Planned Features (Not Yet Implemented)¶
| Feature | Description | Priority |
|---|---|---|
| ~~Non-continuous trajectories~~ | ~~Add continuous flag to handle trajectories that aren't continuous.~~ |
✅ Done - continuous parameter in vampnet_dataset.py and BaseConfig |
| Automatic n_states selection | Find correct/comparable number of states for each timescale | High |
| Comparable state counts | Ensure consistent state definitions across different lag times | High |
| ~~Dataset encoding flag~~ | ~~Clean up dual dataset system (one-hot vs amino acid encoding).~~ | ✅ Done - unified vampnet_dataset.py with use_amino_acid_encoding parameter |
| Complete preset system | Add missing preset files (medium.py, large.py) and uncomment MetaConfig/ML3Config in base_config.py.
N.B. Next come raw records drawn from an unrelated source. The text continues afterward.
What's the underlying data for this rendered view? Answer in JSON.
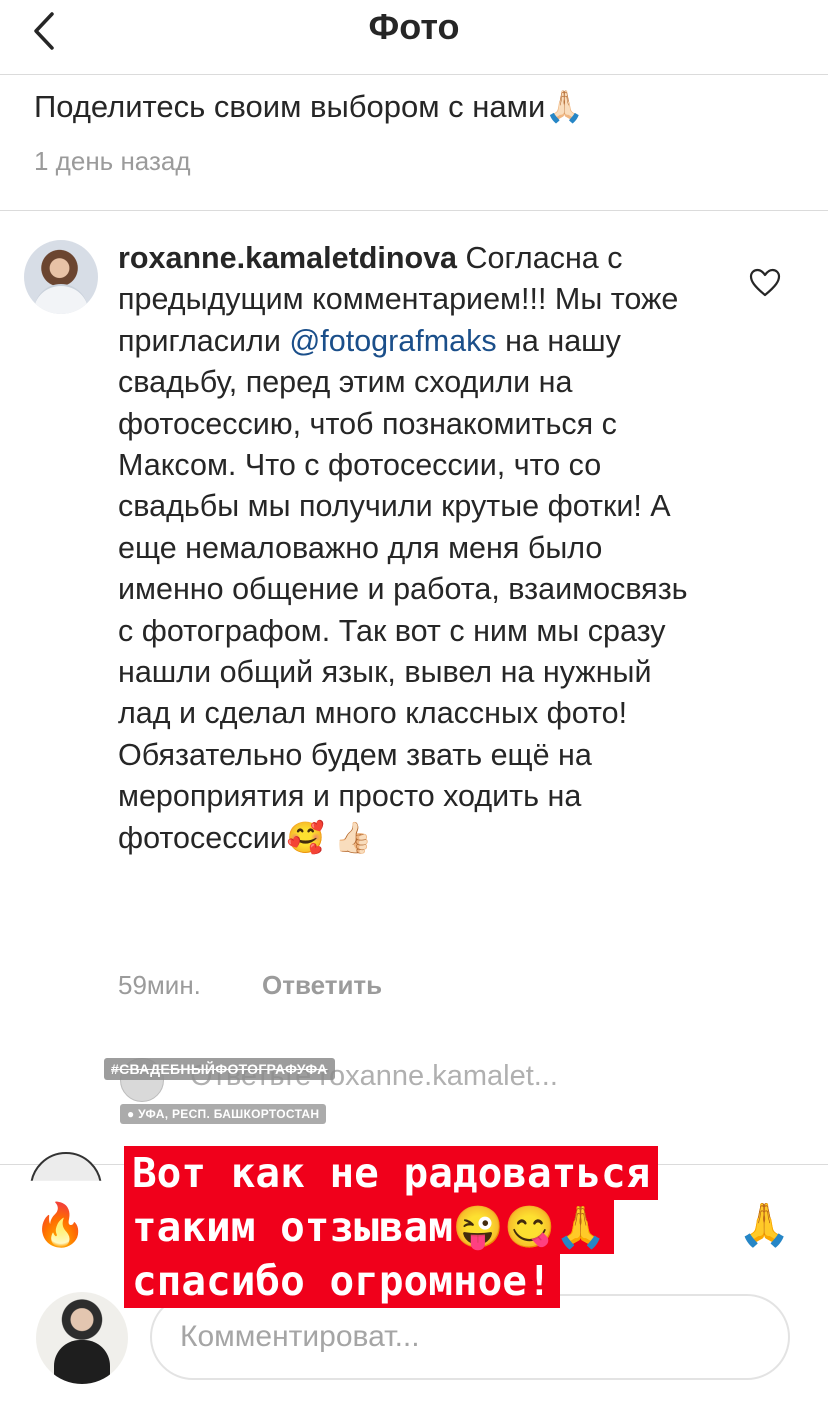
{
  "header": {
    "title": "Фото",
    "back_icon": "chevron-left-icon"
  },
  "caption": {
    "tail_text": "Поделитесь своим выбором  с нами",
    "emoji": "🙏🏻",
    "time": "1 день назад"
  },
  "comment": {
    "username": "roxanne.kamaletdinova",
    "text_before_mention": " Согласна с предыдущим комментарием!!! Мы тоже пригласили ",
    "mention": "@fotografmaks",
    "text_after_mention": " на нашу свадьбу, перед этим сходили на фотосессию, чтоб познакомиться с Максом. Что с фотосессии, что со свадьбы мы получили крутые фотки! А еще немаловажно для меня было именно общение и работа, взаимосвязь с фотографом. Так вот с ним мы сразу нашли общий язык, вывел на нужный лад и сделал много классных фото! Обязательно будем звать ещё на мероприятия и просто ходить на фотосессии",
    "emojis": "🥰 👍🏻",
    "time": "59мин.",
    "reply_label": "Ответить",
    "like_icon": "heart-outline-icon"
  },
  "reply_preview": {
    "text": "Ответьте roxanne.kamalet..."
  },
  "stickers": {
    "hashtag": "#СВАДЕБНЫЙФОТОГРАФУФА",
    "location": "● УФА, РЕСП. БАШКОРТОСТАН"
  },
  "story_overlay": {
    "lines": [
      "Вот как не радоваться",
      "таким отзывам😜😋🙏",
      "спасибо огромное!"
    ],
    "color": "#f0001b"
  },
  "quick_reactions": {
    "left": "🔥",
    "right": "🙏"
  },
  "comment_input": {
    "placeholder": "Комментироват..."
  }
}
Currently __init__.py imports them but they're commented out (will cause ImportError). |
Medium |
| ML3 pipeline integration | Integrate working ML3 encoder (pygv/encoder/ml3.py - GNNML3 class) into training pipeline. Currently training.py:194 returns None for ML3. |
Medium |
| HTML report generation | Combine all analysis outputs into single HTML file for sharing | Medium |
| Unit test cleanup | Existing tests need cleanup and CI integration | Medium |
Architecture Considerations¶
| Issue | Description | Suggested Approach |
|---|---|---|
| Encoder abstraction | No common base class for encoders | Create BaseEncoder abstract class |
| Config validation | No schema validation for configs | Add Pydantic or dataclass validation |
| Logging | Print statements instead of proper logging | Replace with logging module |
| Progress tracking | Manual print statements | Use unified progress tracking |
Recommended Priority Order¶
- Week 1: Fix high-priority technical debt (especially CUDA hardcoding)
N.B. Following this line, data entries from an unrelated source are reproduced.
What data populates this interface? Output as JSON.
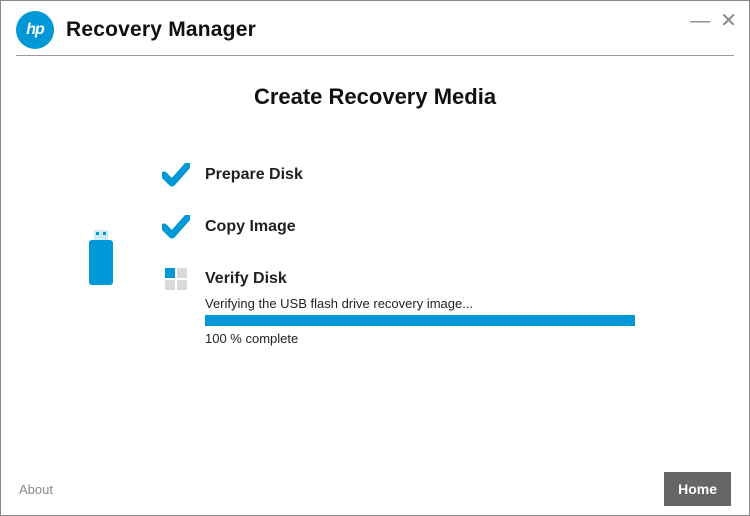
{
  "header": {
    "logo_text": "hp",
    "app_title": "Recovery Manager"
  },
  "page": {
    "title": "Create Recovery Media"
  },
  "steps": {
    "prepare": {
      "label": "Prepare Disk",
      "done": true
    },
    "copy": {
      "label": "Copy Image",
      "done": true
    },
    "verify": {
      "label": "Verify Disk",
      "status": "Verifying the USB flash drive recovery image...",
      "percent_text": "100 % complete",
      "percent": 100
    }
  },
  "footer": {
    "about": "About",
    "home": "Home"
  },
  "colors": {
    "accent": "#0098d6",
    "button": "#666666"
  }
}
- Week 2: Run and validate end-to-end pipeline on test data
- Week 3: Add critical error handling and input validation
- Week 4: Complete ML3/Meta encoder implementations
- Ongoing: Add tests incrementally as issues are fixed
Design Decisions (Resolved)¶
These questions have been clarified:
| Question | Decision |
|---|---|
| Graph Bidirectionality | Asymmetric k-NN graphs are intentional - edges should NOT automatically be bidirectional |
| Node Features | One-hot encoding is the starting point; learned embeddings had issues previously |
| Multiple Lag Times | Always train the full grid - behavior on different timescales is important |
| Encoder Priority | ML3 has priority (already working independently, needs pipeline integration) |
Open Questions¶
-
Validation Strategy: Should CK test and ITS analysis run during training (current) or only in analysis phase? (See Pre-Analysis Duplication Details above)
-
Memory Constraints: For large trajectories, should the pipeline support streaming/chunked processing?
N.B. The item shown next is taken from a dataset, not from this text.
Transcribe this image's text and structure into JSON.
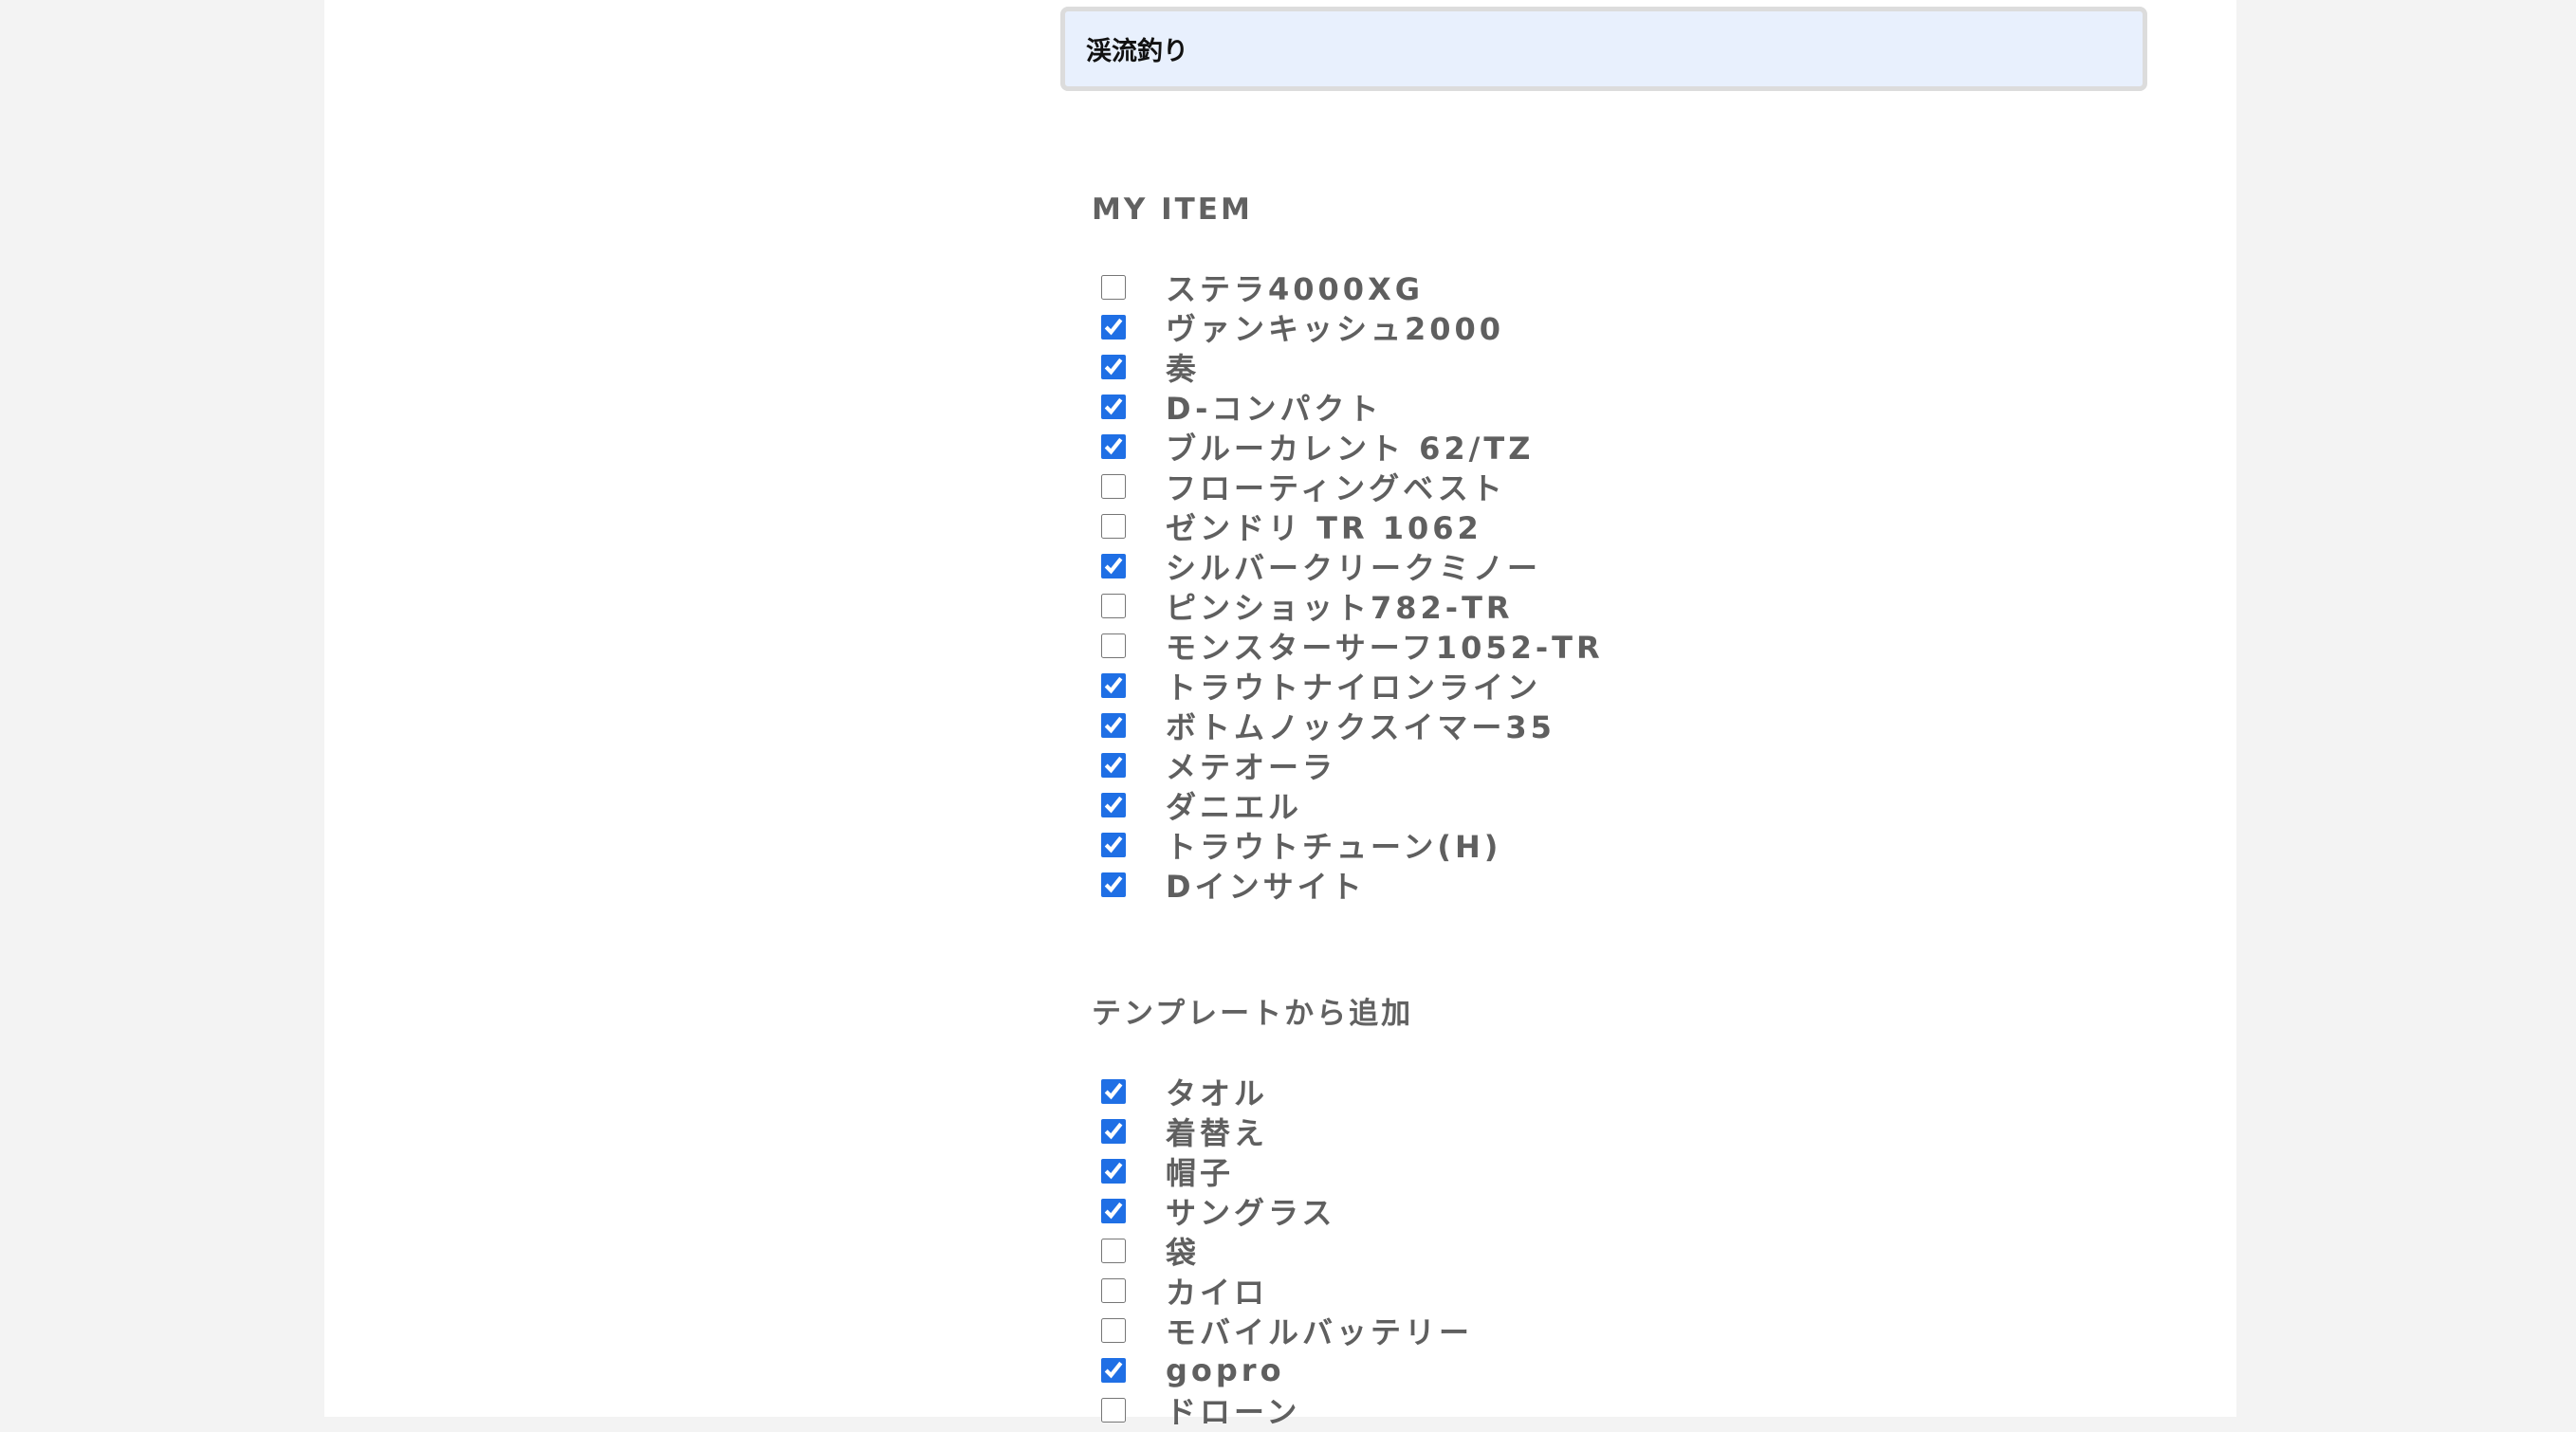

n_states Selection Methods (Suggestions to Investigate)¶
Since graph2vec didn't work well for determining optimal state count, here are alternative approaches to consider:
| Method | Description | Pros | Cons |
|---|---|---|---|
| VAMP-2 Score Comparison | Train models with different n_states, compare validation VAMP-2 scores. Optimal n_states maximizes score without overfitting. | Direct optimization target; theoretically grounded | Requires training multiple models |
| Eigenvalue Gap Analysis | Analyze VAMP eigenvalues: large gap after k eigenvalues suggests k slow processes (states) | Fast; no retraining needed; MSM-standard approach | May not align with interpretable states |
| ITS Plateau Count | Count number of implied timescales that plateau (converge) across lag times | Physically meaningful; validated approach | Requires multiple lag time runs |
| Silhouette Score | Cluster state assignments, compute silhouette score for different k values | Measures cluster quality | May not capture kinetic relevance |
| Cross-Validation | Hold out trajectories, measure state assignment consistency | Tests generalization | Computationally expensive |
| Bayesian Model Selection | Use BIC/AIC to penalize model complexity | Automatic complexity penalty | Requires likelihood formulation |
Recommended approach: Start with eigenvalue gap analysis (fast, standard in MSM literature) combined with ITS plateau counting (physically interpretable). Use VAMP-2 score comparison for final validation.
File Reference¶
Key files for understanding the pipeline:
| File | Lines | Purpose |
|---|---|---|
pygv/pipe/master_pipeline.py |
431 | Pipeline orchestration |
pygv/pipe/preparation.py |
197 | Data preparation |
pygv/pipe/training.py |
449 | Model training |
pygv/pipe/analysis.py |
352 | Post-training analysis |
pygv/dataset/vampnet_dataset.py |
810 | MD trajectory → PyG graphs (unified with AA encoding & continuous flag) |
pygv/vampnet/vampnet.py |
1184 | VAMPNet model |
pygv/scores/vamp_score_v0.py |
341 | VAMP loss calculation |
pygv/encoder/schnet_wo_embed_v2.py |
300+ | SchNet encoder |
pygv/encoder/ml3.py |
414 | ML3/GNNML3 encoder (working, needs integration) |
pygv/encoder/meta_att.py |
- | Meta encoder |
pygv/config/base_config.py |
169 | Configuration classes |
pygv/config/__init__.py |
99 | Config registry and presets |
pygv/config/presets/small.py |
45 | Small preset configurations |
pygv/utils/plotting.py |
2133 | Visualization utilities |
run_pipeline.py |
12 | Entry point |
Generated: 2025-12-31